An object of the present invention for solving the above problems is to provide a method for manufacturing a full color organic electroluminescent device formed by patterning a light emitting layer of red, green and blue by patterning a polymer light emitting material.

In addition, another object of the present invention is to use a thermosetting light emitting material as a material for forming a light emitting layer, the method of manufacturing a full-color organic light emitting device to form a light emitting layer by curing the light emitting material by irradiating a laser to the light emitting material. To provide.

In addition, another object of the present invention is to provide a method for manufacturing a full color organic electroluminescent device incorporating a photo-thermal energy conversion film for converting optical energy of a laser into thermal energy when a laser is applied.

Further, another object of the present invention is to provide a method for manufacturing a full color organic light emitting device that can secure a large area of pixel areas.

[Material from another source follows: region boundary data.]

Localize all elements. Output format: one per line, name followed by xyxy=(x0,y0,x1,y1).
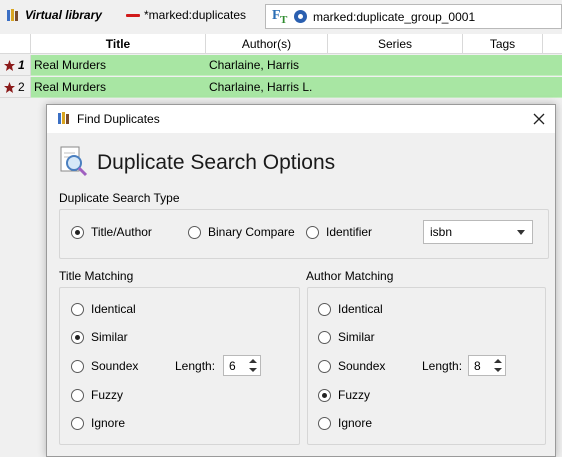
radio-label: Identical xyxy=(338,302,383,316)
radio-label: Soundex xyxy=(338,359,386,373)
title-radio-fuzzy[interactable]: Fuzzy xyxy=(71,388,123,402)
title-matching-label: Title Matching xyxy=(59,269,134,283)
author-radio-similar[interactable]: Similar xyxy=(318,330,375,344)
title-radio-soundex[interactable]: Soundex xyxy=(71,359,138,373)
radio-button[interactable] xyxy=(318,302,331,316)
spinbox-value: 8 xyxy=(474,358,481,373)
search-query-text: marked:duplicate_group_0001 xyxy=(313,9,476,24)
chevron-down-icon xyxy=(517,230,525,235)
radio-label: Similar xyxy=(91,330,128,344)
search-type-label: Duplicate Search Type xyxy=(59,191,180,205)
spinbox-buttons[interactable] xyxy=(247,357,259,374)
cell-author: Charlaine, Harris L. xyxy=(209,80,313,94)
gear-icon[interactable] xyxy=(294,10,307,23)
spinbox-buttons[interactable] xyxy=(492,357,504,374)
dialog-titlebar[interactable]: Find Duplicates xyxy=(47,105,555,133)
column-header-title[interactable]: Title xyxy=(31,34,206,54)
radio-button[interactable] xyxy=(71,330,84,344)
column-header-authors[interactable]: Author(s) xyxy=(206,34,328,54)
radio-label: Fuzzy xyxy=(338,388,371,402)
table-row[interactable]: 2 Real Murders Charlaine, Harris L. xyxy=(0,77,562,98)
radio-button[interactable] xyxy=(71,388,84,402)
radio-identifier[interactable]: Identifier xyxy=(306,225,372,239)
radio-button[interactable] xyxy=(71,302,84,316)
marked-pin-icon xyxy=(4,59,15,71)
row-number-cell: 2 xyxy=(0,77,31,98)
title-radio-similar[interactable]: Similar xyxy=(71,330,128,344)
radio-button[interactable] xyxy=(71,416,84,430)
close-icon[interactable] xyxy=(531,111,547,127)
row-number-header xyxy=(0,34,31,54)
saved-search-tab[interactable]: *marked:duplicates xyxy=(126,8,246,22)
radio-label: Title/Author xyxy=(91,225,152,239)
radio-label: Ignore xyxy=(91,416,126,430)
search-input[interactable]: FT marked:duplicate_group_0001 xyxy=(265,4,562,29)
author-length-label: Length: xyxy=(422,359,463,373)
radio-binary-compare[interactable]: Binary Compare xyxy=(188,225,295,239)
spin-up-icon[interactable] xyxy=(494,359,502,363)
dialog-heading: Duplicate Search Options xyxy=(97,150,336,174)
author-radio-identical[interactable]: Identical xyxy=(318,302,383,316)
book-table-header: Title Author(s) Series Tags xyxy=(0,34,562,54)
marked-indicator-icon xyxy=(126,13,140,17)
author-length-spinbox[interactable]: 8 xyxy=(468,355,506,376)
author-matching-label: Author Matching xyxy=(306,269,394,283)
author-radio-fuzzy[interactable]: Fuzzy xyxy=(318,388,370,402)
column-header-tags[interactable]: Tags xyxy=(463,34,543,54)
radio-label: Ignore xyxy=(338,416,373,430)
radio-label: Identical xyxy=(91,302,136,316)
title-radio-identical[interactable]: Identical xyxy=(71,302,136,316)
radio-label: Identifier xyxy=(326,225,373,239)
radio-button[interactable] xyxy=(318,388,331,402)
identifier-select-value: isbn xyxy=(430,225,453,239)
row-number: 2 xyxy=(18,80,25,94)
marked-pin-icon xyxy=(4,81,15,93)
radio-button[interactable] xyxy=(318,359,331,373)
radio-label: Binary Compare xyxy=(208,225,295,239)
cell-title: Real Murders xyxy=(34,80,107,94)
column-header-extra xyxy=(543,34,562,54)
title-length-spinbox[interactable]: 6 xyxy=(223,355,261,376)
radio-label: Soundex xyxy=(91,359,139,373)
radio-label: Similar xyxy=(338,330,375,344)
row-cells: Real Murders Charlaine, Harris L. xyxy=(31,77,562,98)
row-number-cell: 1 xyxy=(0,55,31,76)
library-icon xyxy=(6,8,20,22)
row-cells: Real Murders Charlaine, Harris xyxy=(31,55,562,76)
radio-button[interactable] xyxy=(318,416,331,430)
dialog-title: Find Duplicates xyxy=(77,112,160,126)
table-row[interactable]: 1 Real Murders Charlaine, Harris xyxy=(0,55,562,76)
spinbox-value: 6 xyxy=(229,358,236,373)
toolbar: Virtual library *marked:duplicates FT ma… xyxy=(0,0,562,34)
saved-search-label: *marked:duplicates xyxy=(144,8,247,22)
title-radio-ignore[interactable]: Ignore xyxy=(71,416,125,430)
spin-down-icon[interactable] xyxy=(494,368,502,372)
magnifier-document-icon xyxy=(59,145,89,180)
virtual-library-label: Virtual library xyxy=(25,8,102,22)
author-radio-soundex[interactable]: Soundex xyxy=(318,359,385,373)
radio-button[interactable] xyxy=(188,225,201,239)
find-duplicates-dialog: Find Duplicates Duplicate Search Options… xyxy=(46,104,556,457)
column-header-series[interactable]: Series xyxy=(328,34,463,54)
title-length-label: Length: xyxy=(175,359,216,373)
row-number: 1 xyxy=(18,58,25,72)
spin-up-icon[interactable] xyxy=(249,359,257,363)
cell-author: Charlaine, Harris xyxy=(209,58,300,72)
identifier-select[interactable]: isbn xyxy=(423,220,533,244)
radio-button[interactable] xyxy=(306,225,319,239)
radio-button[interactable] xyxy=(71,225,84,239)
virtual-library-button[interactable]: Virtual library xyxy=(6,8,102,22)
cell-title: Real Murders xyxy=(34,58,107,72)
radio-button[interactable] xyxy=(71,359,84,373)
radio-title-author[interactable]: Title/Author xyxy=(71,225,152,239)
full-text-search-icon[interactable]: FT xyxy=(272,8,288,26)
radio-label: Fuzzy xyxy=(91,388,124,402)
radio-button[interactable] xyxy=(318,330,331,344)
library-icon xyxy=(57,111,71,128)
author-radio-ignore[interactable]: Ignore xyxy=(318,416,372,430)
dialog-header: Duplicate Search Options xyxy=(59,145,335,180)
spin-down-icon[interactable] xyxy=(249,368,257,372)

In order to achieve the above object, the present invention is:

Patterning and forming a first electrode layer on the substrate;

Forming an insulating layer on the first electrode layer to define first, second and third pixel regions;

Applying a thermosetting first light emitting material to the pixel region, and introducing a photo-thermal energy conversion film over the entire surface of the substrate;

Locally irradiating only the first pixel region with a laser to cure the first light emitting material, and remove the uncured portion to form a first light emitting layer;

Applying a thermosetting second light emitting material to the pixel region, and introducing a photo-thermal energy conversion film over the entire substrate;

Locally irradiating only the second pixel region with a laser to cure the second light emitting material, and remove the uncured portion to form a second light emitting layer;

Applying a thermosetting third luminescent material to the pixel region and introducing a photo-thermal energy conversion film over the entire substrate;

Locally irradiating only the third pixel region with a laser to cure the third light emitting material, and remove the uncured portion to form a third light emitting layer; And

And forming a second electrode layer on the first, second, and third light emitting layers formed through the above steps.

At this time, the light-to-heat conversion film (light-to-heat conversion film) is characterized in that for converting the light energy of the laser applied to the heat energy to transfer to the lower light emitting layer.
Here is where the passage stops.